Não que eu desconfie das intenções do tal convidado, mas prefiro retornar ao aconchego do útero – a sala de jantar. Volto para a festa. Estou bêbado. Encontro a sala em meia luz, o som mais baixo e arrastado. Alguém imita Elvis. Sombrio.meninas e meninos deitados pelo chão, sobre o carpete, pelas poltronas. Vejo aquela que usurpou meus pensamentos (Julgo que seja ela. Linda., ela. A A.) deslizo sobre aquele corpo desejado, Ela, bêbada, não opõe resistência. Transamos.

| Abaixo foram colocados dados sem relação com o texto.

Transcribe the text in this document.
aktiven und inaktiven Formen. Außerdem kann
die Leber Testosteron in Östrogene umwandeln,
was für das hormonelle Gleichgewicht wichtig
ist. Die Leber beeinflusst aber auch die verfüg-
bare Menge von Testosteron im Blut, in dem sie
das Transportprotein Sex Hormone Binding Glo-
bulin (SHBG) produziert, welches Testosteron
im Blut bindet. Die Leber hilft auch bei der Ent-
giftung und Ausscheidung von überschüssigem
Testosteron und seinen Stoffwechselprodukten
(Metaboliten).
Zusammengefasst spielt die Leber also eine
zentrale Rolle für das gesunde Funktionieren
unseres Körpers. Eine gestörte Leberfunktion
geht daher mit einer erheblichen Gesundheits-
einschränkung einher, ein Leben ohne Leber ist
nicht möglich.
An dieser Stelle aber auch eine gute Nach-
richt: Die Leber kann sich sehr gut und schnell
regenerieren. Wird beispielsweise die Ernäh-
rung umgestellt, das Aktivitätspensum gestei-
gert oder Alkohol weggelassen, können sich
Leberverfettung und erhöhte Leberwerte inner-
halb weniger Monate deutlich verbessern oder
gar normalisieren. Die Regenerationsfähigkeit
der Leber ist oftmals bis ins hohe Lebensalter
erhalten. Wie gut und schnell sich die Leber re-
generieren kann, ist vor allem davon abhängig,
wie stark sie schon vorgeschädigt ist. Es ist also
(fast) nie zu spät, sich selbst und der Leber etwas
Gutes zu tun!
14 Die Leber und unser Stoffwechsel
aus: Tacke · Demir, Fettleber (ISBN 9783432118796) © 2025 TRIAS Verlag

É quando percebo ser outra garota. Não a da varanda, mas outra, bela desconhecida. O caso é que a A. se levanta lá do outro sofá e vem pegar a minha mão. Vultos rubros em seu olhar? Meu constrangimento revela-me meu estado de nudez. Mas não posso deixar de admirar o sorriso de gozo nos lábios da adormecida que acabei de possuir.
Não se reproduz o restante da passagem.